If you are curious about specific APIs I would start by finding a cool public API then searching around to see if someone has created an R package to make it easier to use.
Public here means that the API is not a paid service behind a firewall, though many free APIs require a registered account, a key, or authentication of some sort.
Alternatively, you can visit the CRAN Task View for Web Technologies and search for API on the page:
https://cran.r-project.org/web/views/WebTechnologies.html
This is hardly an exhaustive list, but a good place to start.
Once you have found an API package report what you have learned to your classmates on YellowDig.
- Describe your API package and it’s primary purpose.
- Describe the data or the tool available through the API (the google maps API converts a street address to longitude-latitude coordinates, for example).
- Explain the primary get_data() or do_something() function in the package including (1) main arguments, (2) what information you need to provide, and (3) what the returned data looks like.

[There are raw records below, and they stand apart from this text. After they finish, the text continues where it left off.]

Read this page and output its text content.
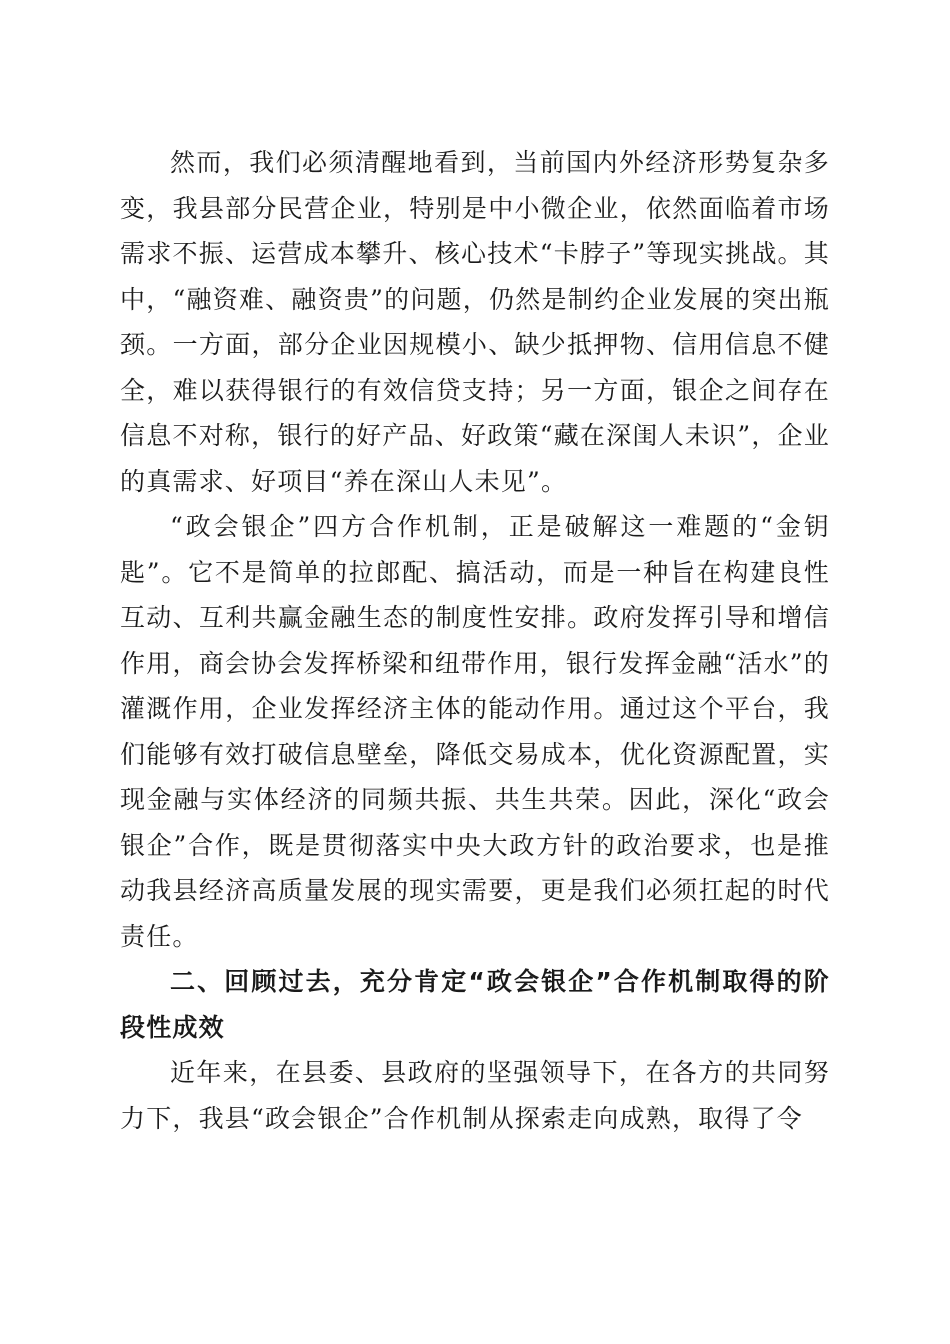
然而，我们必须清醒地看到，当前国内外经济形势复杂多变，我县部分民营企业，特别是中小微企业，依然面临着市场需求不振、运营成本攀升、核心技术“卡脖子”等现实挑战。其中，“融资难、融资贵”的问题，仍然是制约企业发展的突出瓶颈。一方面，部分企业因规模小、缺少抵押物、信用信息不健全，难以获得银行的有效信贷支持；另一方面，银企之间存在信息不对称，银行的好产品、好政策“藏在深闺人未识”，企业的真需求、好项目“养在深山人未见”。

“政会银企”四方合作机制，正是破解这一难题的“金钥匙”。它不是简单的拉郎配、搞活动，而是一种旨在构建良性互动、互利共赢金融生态的制度性安排。政府发挥引导和增信作用，商会协会发挥桥梁和纽带作用，银行发挥金融“活水”的灌溉作用，企业发挥经济主体的能动作用。通过这个平台，我们能够有效打破信息壁垒，降低交易成本，优化资源配置，实现金融与实体经济的同频共振、共生共荣。因此，深化“政会银企”合作，既是贯彻落实中央大政方针的政治要求，也是推动我县经济高质量发展的现实需要，更是我们必须扛起的时代责任。

二、回顾过去，充分肯定“政会银企”合作机制取得的阶段性成效

近年来，在县委、县政府的坚强领导下，在各方的共同努力下，我县“政会银企”合作机制从探索走向成熟，取得了令
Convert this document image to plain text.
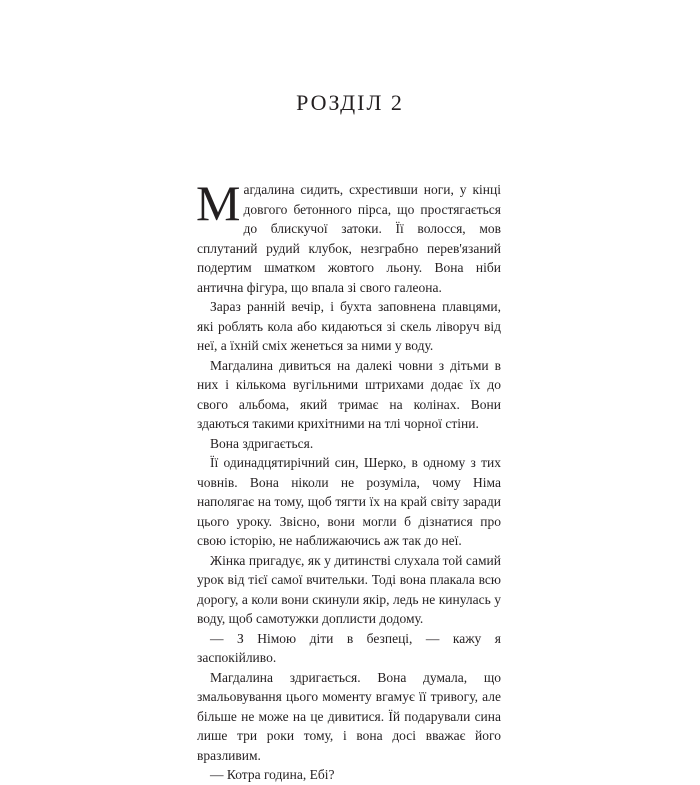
РОЗДІЛ 2

Магдалина сидить, схрестивши ноги, у кінці довгого бетонного пірса, що простягається до блискучої затоки. Її волосся, мов сплутаний рудий клубок, незграбно перев'язаний подертим шматком жовтого льону. Вона ніби антична фігура, що впала зі свого галеона.

Зараз ранній вечір, і бухта заповнена плавцями, які роблять кола або кидаються зі скель ліворуч від неї, а їхній сміх женеться за ними у воду.

Магдалина дивиться на далекі човни з дітьми в них і кількома вугільними штрихами додає їх до свого альбома, який тримає на колінах. Вони здаються такими крихітними на тлі чорної стіни.

Вона здригається.

Її одинадцятирічний син, Шерко, в одному з тих човнів. Вона ніколи не розуміла, чому Німа наполягає на тому, щоб тягти їх на край світу заради цього уроку. Звісно, вони могли б дізнатися про свою історію, не наближаючись аж так до неї.

Жінка пригадує, як у дитинстві слухала той самий урок від тієї самої вчительки. Тоді вона плакала всю дорогу, а коли вони скинули якір, ледь не кинулась у воду, щоб самотужки доплисти додому.

— З Німою діти в безпеці, — кажу я заспокійливо.

Магдалина здригається. Вона думала, що змальовування цього моменту вгамує її тривогу, але більше не може на це дивитися. Їй подарували сина лише три роки тому, і вона досі вважає його вразливим.

— Котра година, Ебі?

- What is the data type of the return data (regular text, csv, json, xml, etc.)?
What is an API?
An application programming interface, or API, is a way for two programs to communicate.
An API might provide a way to change the color of a light bulb on a “smart” christmas tree or post a message on Twitter. In the case of data APIs, they offer a way to get some small slice of some large data set that lives on a server.
APIs let you use other people’s databases and coding wizardry to enhance your own applications or analysis scripts. For instance you might have a spreadsheet with street addresses you need to turn into GPS coordinates so you can map them.
Data journalists explain the value of APIs.
Example APIs:
There is one API that you likely use every single day: Google. Your query takes the form of the search words you type into the box, and the data is sent back as a nicely-formatted list of websites: the page title, URL, and the first few sentences of text on the page.
The Data Science Toolkit site has a lot of nice examples of these type of APIs in action.
These mostly have user interfaces where you paste some input data into a search box and it returns data based upon your inputs.
For example, you can type an address and it will return a set of latitude and longitude coordinates.
The original website Data Science Toolkit is not defunct but all of the APIs have all been added to an R package called RDSTK (R data science toolkit):
Airport Status API
The FAA has an API that provides information about airports, including delays and weather. You give it an airport code, like “JFK” or “BDL” for Bradley International Airport, and it tells you what’s up at that airport.
To get data for an airport, you just go to this specially formed web address.
# root API URL
http://services.faa.gov/airport/status/
You just need to include an airport code and data return type. It even works in a browser (go ahead, try it):
http://services.faa.gov/airport/status/JFK?format=application/json
The “JFK” part can be replaced with any valid airport code, and the “format” can be set to other data options like “application/xml”.
The response looks like this, a JSON string:
{ "delay":"true",
"IATA":"JFK",
"state":"New York",
"name":"John F Kennedy International",
"weather":{ "visibility":10.00,
"weather":"Mostly Cloudy",
"meta":{"credit":"NOAA's National Weather Service","updated":"9:51 AM Local","url":"http://weather.gov/"},
"temp":"42.0 F (5.6 C)",
"wind":"Northwest at 16.1mph" },
"ICAO":"KJFK",
"city":"New York",
"status":{ "reason":"WX:Wind",
"closureBegin":"",
"endTime":"",
"minDelay":"31 minutes",
"avgDelay":"",
"maxDelay":"45 minutes",
"closureEnd":"",
"trend":"Increasing","type":"Departure" }
}
Side note, what would this data look like as a tidy dataframe?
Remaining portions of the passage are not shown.